Twelve years down the track and still experiencing difficulties in my marriage, I reread the book and got serious about practising the Skills in it.
Unbeknownst to my husband or anyone else, I took on a relinquishing control experiment. For one whole week, I did not criticise, make helpful suggestions or tell him how to do things. Wow, that felt so hard! There were definitely things that I felt I should correct him on, but I promised myself I would give it ONE whole week!
By the end of the week, my husband looked like a different man–he was smiling, looking relaxed and so free. He started to talk more, and we had fun and laughter. At a sporting event that weekend, a parent asked my husband what had happened to him. He commented that my husband looked so relaxed it was like he had been to Fiji for a week!
Wow, I had no idea what my “helpful” suggestions had been doing to my husband. It was at this moment that I knew that Laura Doyle’s Skills could change my marriage.
Being more technologically aware than twelve years before, I googled Laura Doyle and found out that I could get a coach and join a Surrendered Wife Facebook group of women committed to having great marriages. Finally, I could talk to some women who might get me and understand what I was going through!

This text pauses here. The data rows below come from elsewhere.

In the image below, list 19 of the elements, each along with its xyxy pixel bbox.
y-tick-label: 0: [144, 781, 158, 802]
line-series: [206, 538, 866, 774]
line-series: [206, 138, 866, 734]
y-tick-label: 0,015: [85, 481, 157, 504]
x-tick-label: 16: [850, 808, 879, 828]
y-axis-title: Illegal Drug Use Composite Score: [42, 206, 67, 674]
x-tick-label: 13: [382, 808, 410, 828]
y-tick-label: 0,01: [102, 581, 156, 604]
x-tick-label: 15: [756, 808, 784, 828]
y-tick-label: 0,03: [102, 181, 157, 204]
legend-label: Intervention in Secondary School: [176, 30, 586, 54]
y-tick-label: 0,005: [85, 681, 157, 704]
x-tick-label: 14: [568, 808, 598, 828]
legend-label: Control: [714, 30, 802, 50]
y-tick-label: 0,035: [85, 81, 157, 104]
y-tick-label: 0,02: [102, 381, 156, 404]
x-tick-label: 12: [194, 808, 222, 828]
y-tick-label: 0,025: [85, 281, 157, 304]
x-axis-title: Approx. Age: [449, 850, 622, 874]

I signed up for Laura Doyle Diamond private coaching. I was immediately assigned a coach who really understood me and patiently worked through the Skills with me. One of the Skills that she guided me to experiment with was self-care. Self-care! What? It sounded like a waste of time to me because I had sooo much to do! I was working full-time, taking a course and managing the family household. I lived a frantic lifestyle, where I was depleted, exhausted and miserable.
Nonetheless, I wrote a list of the things that I would love to do. Making the list was difficult because I had become numb to the things I loved to do, which in my busy life, just seemed frivolous. I didn’t love myself enough to think, “Hey, you need to care for yourself too!”

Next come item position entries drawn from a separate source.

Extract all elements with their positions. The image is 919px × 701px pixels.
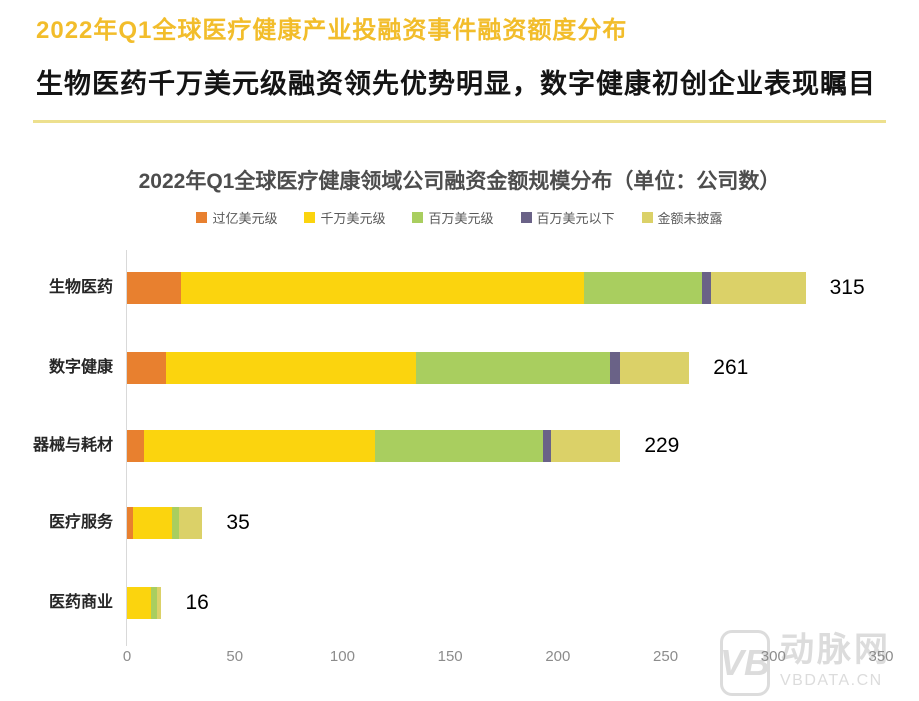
bar-value-label: 35 (226, 511, 250, 534)
bar-segment (157, 587, 162, 619)
legend-item: 百万美元以下 (520, 208, 615, 227)
category-label: 器械与耗材 (32, 437, 113, 454)
legend-swatch-icon (641, 212, 653, 223)
watermark-name: 动脉网 (780, 631, 891, 669)
vbdata-watermark: VB 动脉网 VBDATA.CN (720, 630, 891, 696)
bar-segment (609, 352, 621, 384)
bar-segment (133, 507, 173, 539)
category-label: 医药商业 (48, 594, 113, 611)
header-divider (33, 120, 886, 123)
watermark-domain: VBDATA.CN (780, 672, 883, 689)
legend-label: 百万美元级 (428, 211, 494, 226)
bar-row: 器械与耗材 229 (33, 430, 880, 462)
bar-chart-plot: 0 50 100 150 200 250 300 350 生物医药 315 数字健康 261 器械与耗… (33, 250, 894, 665)
legend-item: 百万美元级 (412, 208, 494, 227)
chart-title: 2022年Q1全球医疗健康领域公司融资金额规模分布（单位：公司数） (138, 170, 781, 193)
x-tick-label: 150 (437, 648, 463, 665)
legend-item: 过亿美元级 (196, 208, 277, 227)
bar-segment (551, 430, 621, 462)
chart-legend: 过亿美元级 千万美元级 百万美元级 百万美元以下 金额未披露 (0, 208, 919, 227)
bar-segment (127, 272, 181, 304)
x-tick-label: 0 (122, 648, 132, 665)
bar-value-label: 229 (644, 434, 680, 457)
legend-label: 千万美元级 (320, 211, 386, 226)
stacked-bar (127, 507, 203, 539)
stacked-bar (127, 430, 621, 462)
bar-segment (415, 352, 610, 384)
bar-segment (710, 272, 806, 304)
page-title: 2022年Q1全球医疗健康产业投融资事件融资额度分布 (36, 17, 628, 44)
legend-item: 千万美元级 (304, 208, 385, 227)
stacked-bar (127, 587, 162, 619)
watermark-text: 动脉网 VBDATA.CN (780, 630, 891, 692)
x-tick-label: 300 (760, 648, 786, 665)
bar-segment (374, 430, 543, 462)
category-label: 医疗服务 (48, 514, 113, 531)
x-tick-label: 250 (653, 648, 679, 665)
x-tick-label: 50 (226, 648, 244, 665)
bar-segment (583, 272, 703, 304)
x-tick-label: 200 (545, 648, 571, 665)
x-tick-label: 350 (868, 648, 894, 665)
legend-item: 金额未披露 (641, 208, 723, 227)
bar-segment (127, 430, 145, 462)
bar-segment (165, 352, 416, 384)
bar-value-label: 261 (713, 356, 749, 379)
bar-segment (144, 430, 375, 462)
bar-segment (178, 507, 203, 539)
bar-segment (150, 587, 158, 619)
bar-row: 数字健康 261 (49, 352, 880, 384)
bar-value-label: 16 (185, 591, 209, 614)
stacked-bar (127, 352, 690, 384)
bar-segment (180, 272, 584, 304)
category-label: 数字健康 (48, 359, 113, 376)
bar-row: 医药商业 16 (49, 587, 880, 619)
legend-label: 过亿美元级 (212, 211, 278, 226)
x-axis: 0 50 100 150 200 250 300 350 (123, 648, 894, 670)
legend-swatch-icon (520, 212, 532, 223)
bar-segment (620, 352, 690, 384)
bar-value-label: 315 (829, 276, 865, 299)
bar-segment (127, 352, 166, 384)
legend-swatch-icon (196, 212, 208, 223)
bar-segment (127, 507, 134, 539)
bar-row: 生物医药 315 (49, 272, 880, 304)
legend-label: 百万美元以下 (536, 211, 615, 226)
bar-segment (542, 430, 552, 462)
bar-segment (702, 272, 711, 304)
bar-row: 医疗服务 35 (49, 507, 880, 539)
bar-segment (127, 587, 151, 619)
legend-label: 金额未披露 (657, 211, 723, 226)
bar-segment (172, 507, 179, 539)
vb-logo-icon: VB (720, 630, 770, 696)
legend-swatch-icon (412, 212, 424, 223)
x-tick-label: 100 (329, 648, 355, 665)
stacked-bar (127, 272, 806, 304)
category-label: 生物医药 (48, 279, 113, 296)
page-subtitle: 生物医药千万美元级融资领先优势明显，数字健康初创企业表现瞩目 (36, 69, 876, 99)
legend-swatch-icon (304, 212, 316, 223)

However, I decided to schedule self-care, such as taking time to myself, going on nature walks, and hanging out with my girlfriends in person or on the phone.
At first self-care was so difficult. For the first six months I could not shake the guilt of doing things that I loved to do. How frivolous! Shouldn’t I be working hard? Wasn’t I lazy? After persevering, self-care became like second nature to me. I don’t experience guilt anymore, only gratitude and happiness for this lovely life I have been given.
I started to say no to things that depleted me. I took on teaching part-time. Again, I felt guilt, laziness, and fear. Would anybody notice or appreciate me if I didn’t work hard at a full-time, paying job? Would people judge me for being lazy? Gradually I let go of what others thought of me and focused on my own happiness and well-being.
These days, I find myself filled with gratitude for my wonderful life. I have great friends, a healthy work/life balance, and I love spending time with my husband and children. I am really excited to be a Laura Doyle coach! I enjoy the most wonderful relationship with my husband. We often take a day off together and go for a romantic walk or have lunch together.
Our household is more relaxed, fun and happy. I no longer feel exhausted from trying to “fix” myself.
I am proud of my step-children, who have now moved out and have their own families. I relinquish control of how our relationship “should” be, and we enjoy seeing them whenever we can and have a lot more fun together. I allow my husband to be their dad, without interfering.
With the 6 Intimacy Skills, I find myself way more connected and dignified as a mother to my two pre-teen sons too. I am more patient, respectful and acknowledging. They write me beautiful notes, give me kisses on the cheek, hug me and acknowledge me for what I do.
I feel happy, cared for by, and grateful to my husband, who is so generous to me. The man I once fell in love with has returned, and I am thankful that I married him all those years ago.